17 Haziran 2018 Pazar

insanlığa doğru ilerlerken, yürümeyi bilmenin önemi

"günümüzde insanlığın büyük bir kısmı, yolda yürümeyi bilmeyen insanlardan dolayı, hayatının yarısını yolda geçiriyor."

diye bir bilimsel veri sunamam size, yalnız ciddi anlamda bundan eminim ki, insanlığın büyük bir kısmı gerçekten yolda yürümeyen insanlardan dolayı zaman kaybediyor. Belki küçük belki büyük, ama bu sonuç olarak her gün artıyor.

yolda nasıl yürünmeyeceğine dair örnek vermek istiyorum. İnsanlık adına, çünkü şahsen bunun dersi bildiğim eğitim sisteminde yok.

- mesela hani 7-8 kişisiniz ya yolda. aynı sırada birden 7-8 kişi sıralanmak yerine grup halinde önden arkaya doğru sıralansanız, hem bir yeri basmaya gider gibi görünmezsiniz, hem de diğer insanlar da sizin arkanızdan hakaretlerde bulunmamış olur.

- sonrasında yolda bir yakınınızı gördüğünüzde lütfen yolu kapatmadan köşeye bir yere çekilerek sohbetinize devam edin, o an gerçekten çok acil bir işi olan olabilir, lütfen birazcık düşünerek hareket edin.

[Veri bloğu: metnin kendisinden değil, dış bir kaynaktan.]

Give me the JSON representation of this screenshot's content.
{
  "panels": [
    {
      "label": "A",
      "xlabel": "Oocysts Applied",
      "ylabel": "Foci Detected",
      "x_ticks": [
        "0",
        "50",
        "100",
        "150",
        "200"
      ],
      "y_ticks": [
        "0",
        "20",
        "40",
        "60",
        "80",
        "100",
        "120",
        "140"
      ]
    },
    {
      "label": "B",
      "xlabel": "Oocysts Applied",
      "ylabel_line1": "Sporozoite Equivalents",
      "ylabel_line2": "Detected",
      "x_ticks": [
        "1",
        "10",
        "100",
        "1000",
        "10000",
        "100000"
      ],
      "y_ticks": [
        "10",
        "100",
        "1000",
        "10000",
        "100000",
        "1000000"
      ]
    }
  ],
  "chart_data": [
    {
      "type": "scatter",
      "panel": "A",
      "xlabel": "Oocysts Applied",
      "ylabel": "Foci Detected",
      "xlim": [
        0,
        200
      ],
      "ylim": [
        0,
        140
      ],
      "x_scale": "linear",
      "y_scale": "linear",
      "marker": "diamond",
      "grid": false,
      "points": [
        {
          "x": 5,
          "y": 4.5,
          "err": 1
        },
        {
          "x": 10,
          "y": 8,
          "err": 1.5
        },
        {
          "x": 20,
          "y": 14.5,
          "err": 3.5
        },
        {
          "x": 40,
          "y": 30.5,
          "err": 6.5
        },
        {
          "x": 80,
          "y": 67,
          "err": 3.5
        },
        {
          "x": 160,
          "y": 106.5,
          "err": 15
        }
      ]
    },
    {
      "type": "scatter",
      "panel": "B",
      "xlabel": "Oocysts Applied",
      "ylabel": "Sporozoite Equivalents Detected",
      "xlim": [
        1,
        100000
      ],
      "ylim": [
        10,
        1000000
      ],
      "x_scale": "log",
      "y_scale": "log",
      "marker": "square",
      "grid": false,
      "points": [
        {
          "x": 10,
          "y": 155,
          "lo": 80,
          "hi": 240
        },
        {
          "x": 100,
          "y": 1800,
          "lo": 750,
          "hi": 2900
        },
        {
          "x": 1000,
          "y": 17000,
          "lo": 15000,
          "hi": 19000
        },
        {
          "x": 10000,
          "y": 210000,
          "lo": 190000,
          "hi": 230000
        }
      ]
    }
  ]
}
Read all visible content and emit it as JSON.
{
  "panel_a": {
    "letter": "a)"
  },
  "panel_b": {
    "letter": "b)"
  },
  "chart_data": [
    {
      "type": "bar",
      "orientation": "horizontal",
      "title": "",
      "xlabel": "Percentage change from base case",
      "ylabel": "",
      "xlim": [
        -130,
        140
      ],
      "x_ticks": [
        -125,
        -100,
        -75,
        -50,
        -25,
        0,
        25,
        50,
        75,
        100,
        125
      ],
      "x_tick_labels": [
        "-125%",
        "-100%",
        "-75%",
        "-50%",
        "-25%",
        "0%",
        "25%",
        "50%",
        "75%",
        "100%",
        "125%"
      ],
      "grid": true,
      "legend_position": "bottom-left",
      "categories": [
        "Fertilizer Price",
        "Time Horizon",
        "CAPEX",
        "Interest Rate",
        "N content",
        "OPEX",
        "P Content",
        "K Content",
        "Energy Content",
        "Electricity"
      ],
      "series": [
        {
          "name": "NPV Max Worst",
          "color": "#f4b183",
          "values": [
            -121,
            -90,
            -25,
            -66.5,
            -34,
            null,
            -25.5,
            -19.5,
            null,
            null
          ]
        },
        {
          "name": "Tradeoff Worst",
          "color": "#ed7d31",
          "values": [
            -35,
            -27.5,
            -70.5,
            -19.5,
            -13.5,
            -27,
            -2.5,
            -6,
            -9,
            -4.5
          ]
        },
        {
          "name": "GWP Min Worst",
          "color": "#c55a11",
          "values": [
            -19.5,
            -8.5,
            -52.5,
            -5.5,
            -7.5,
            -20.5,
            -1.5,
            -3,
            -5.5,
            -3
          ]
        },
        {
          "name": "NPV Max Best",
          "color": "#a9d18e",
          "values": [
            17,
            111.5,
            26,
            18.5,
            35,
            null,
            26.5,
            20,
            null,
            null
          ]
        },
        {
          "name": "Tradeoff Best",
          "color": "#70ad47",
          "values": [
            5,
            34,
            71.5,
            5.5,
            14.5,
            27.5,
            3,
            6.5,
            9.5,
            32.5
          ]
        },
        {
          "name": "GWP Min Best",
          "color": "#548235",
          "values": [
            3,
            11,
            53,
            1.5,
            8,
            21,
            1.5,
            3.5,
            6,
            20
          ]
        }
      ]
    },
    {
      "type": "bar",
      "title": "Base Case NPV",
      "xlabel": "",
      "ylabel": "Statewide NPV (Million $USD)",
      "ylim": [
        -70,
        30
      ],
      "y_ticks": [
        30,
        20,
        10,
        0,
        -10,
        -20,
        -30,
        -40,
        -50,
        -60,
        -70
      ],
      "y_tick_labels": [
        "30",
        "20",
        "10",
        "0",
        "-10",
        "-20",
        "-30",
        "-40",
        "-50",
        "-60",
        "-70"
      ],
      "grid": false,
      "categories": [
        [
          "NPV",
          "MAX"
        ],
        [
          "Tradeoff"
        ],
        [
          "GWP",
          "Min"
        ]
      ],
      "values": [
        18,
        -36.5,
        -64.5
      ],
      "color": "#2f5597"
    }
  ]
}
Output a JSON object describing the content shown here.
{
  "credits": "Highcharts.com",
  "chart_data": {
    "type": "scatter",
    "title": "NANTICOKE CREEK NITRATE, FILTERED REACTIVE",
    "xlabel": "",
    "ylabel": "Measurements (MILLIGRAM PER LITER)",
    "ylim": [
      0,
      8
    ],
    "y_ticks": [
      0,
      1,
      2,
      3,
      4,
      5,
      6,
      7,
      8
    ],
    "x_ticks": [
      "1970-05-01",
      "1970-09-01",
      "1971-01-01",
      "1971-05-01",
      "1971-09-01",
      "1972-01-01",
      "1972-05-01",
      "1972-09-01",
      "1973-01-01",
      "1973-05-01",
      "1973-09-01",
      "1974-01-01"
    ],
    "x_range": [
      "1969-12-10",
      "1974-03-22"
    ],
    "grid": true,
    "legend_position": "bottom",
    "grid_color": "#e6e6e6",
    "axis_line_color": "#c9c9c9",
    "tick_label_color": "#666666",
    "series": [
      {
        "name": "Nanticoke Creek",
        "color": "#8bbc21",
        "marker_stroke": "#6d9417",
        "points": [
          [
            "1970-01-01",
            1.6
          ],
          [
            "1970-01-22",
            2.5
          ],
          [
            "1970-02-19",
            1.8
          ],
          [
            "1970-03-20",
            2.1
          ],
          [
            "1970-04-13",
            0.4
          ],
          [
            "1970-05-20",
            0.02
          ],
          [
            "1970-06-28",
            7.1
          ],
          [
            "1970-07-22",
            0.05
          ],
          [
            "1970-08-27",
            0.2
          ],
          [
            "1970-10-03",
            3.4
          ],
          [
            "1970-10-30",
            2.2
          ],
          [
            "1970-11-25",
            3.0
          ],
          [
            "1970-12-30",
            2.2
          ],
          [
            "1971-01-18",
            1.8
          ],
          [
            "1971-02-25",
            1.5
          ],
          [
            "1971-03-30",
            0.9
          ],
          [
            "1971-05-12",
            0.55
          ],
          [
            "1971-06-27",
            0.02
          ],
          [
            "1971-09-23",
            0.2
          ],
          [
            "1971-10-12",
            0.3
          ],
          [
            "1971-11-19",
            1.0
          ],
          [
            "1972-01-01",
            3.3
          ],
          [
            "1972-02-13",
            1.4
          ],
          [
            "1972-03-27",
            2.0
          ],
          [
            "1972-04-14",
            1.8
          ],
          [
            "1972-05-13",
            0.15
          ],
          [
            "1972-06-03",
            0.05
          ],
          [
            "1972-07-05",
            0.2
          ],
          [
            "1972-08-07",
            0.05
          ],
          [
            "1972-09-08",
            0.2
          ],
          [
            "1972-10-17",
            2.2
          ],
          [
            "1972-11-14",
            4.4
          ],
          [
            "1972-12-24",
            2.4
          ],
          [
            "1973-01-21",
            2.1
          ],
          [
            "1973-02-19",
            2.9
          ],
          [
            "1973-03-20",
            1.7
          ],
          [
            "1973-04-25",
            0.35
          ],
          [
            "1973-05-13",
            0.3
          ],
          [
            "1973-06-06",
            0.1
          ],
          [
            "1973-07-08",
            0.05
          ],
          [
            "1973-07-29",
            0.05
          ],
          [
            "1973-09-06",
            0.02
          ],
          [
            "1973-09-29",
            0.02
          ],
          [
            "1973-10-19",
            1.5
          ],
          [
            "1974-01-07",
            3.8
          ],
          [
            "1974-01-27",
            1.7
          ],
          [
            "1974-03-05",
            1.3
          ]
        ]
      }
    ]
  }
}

- yolda yürüdüğünüz sırada eğer çok gerekliyse de telefonunuza bakmanız, bir yandan da önünüze bakmanız sizin göreviniz. o an için hem bir direğe çarpabilirsiniz, hem de karşıdaki insana, hatta yol çalışması varsa daha kötü şeyler de olabilir...


2 Haziran 2018 Cumartesi

sanat nedir, nasıl yapılır ve birkaç sanat önerileri

eğer aradaki iki şiirimi saymazsak, ki şiirin kategorisini ayrı gördüğümden ben saymamayı tercih ediyorum, 3 ağustos 2017 tarihinden sonraki ilk yazım olacak.

sanat nedir sorusunun cevabını ben vermeyeceğim, nasıl yapılır sorusunun cevabını da aynı zamanda ben vermeyeceğim. fakat birkaç önerdiğim sanat önerileri ile sizlere bunları sunmak istiyorum.

tdk böyle diyor mesela;
"Belli bir uygarlığın veya topluluğun anlayış ve zevk ölçülerine uygun olarak yaratılmış anlatım"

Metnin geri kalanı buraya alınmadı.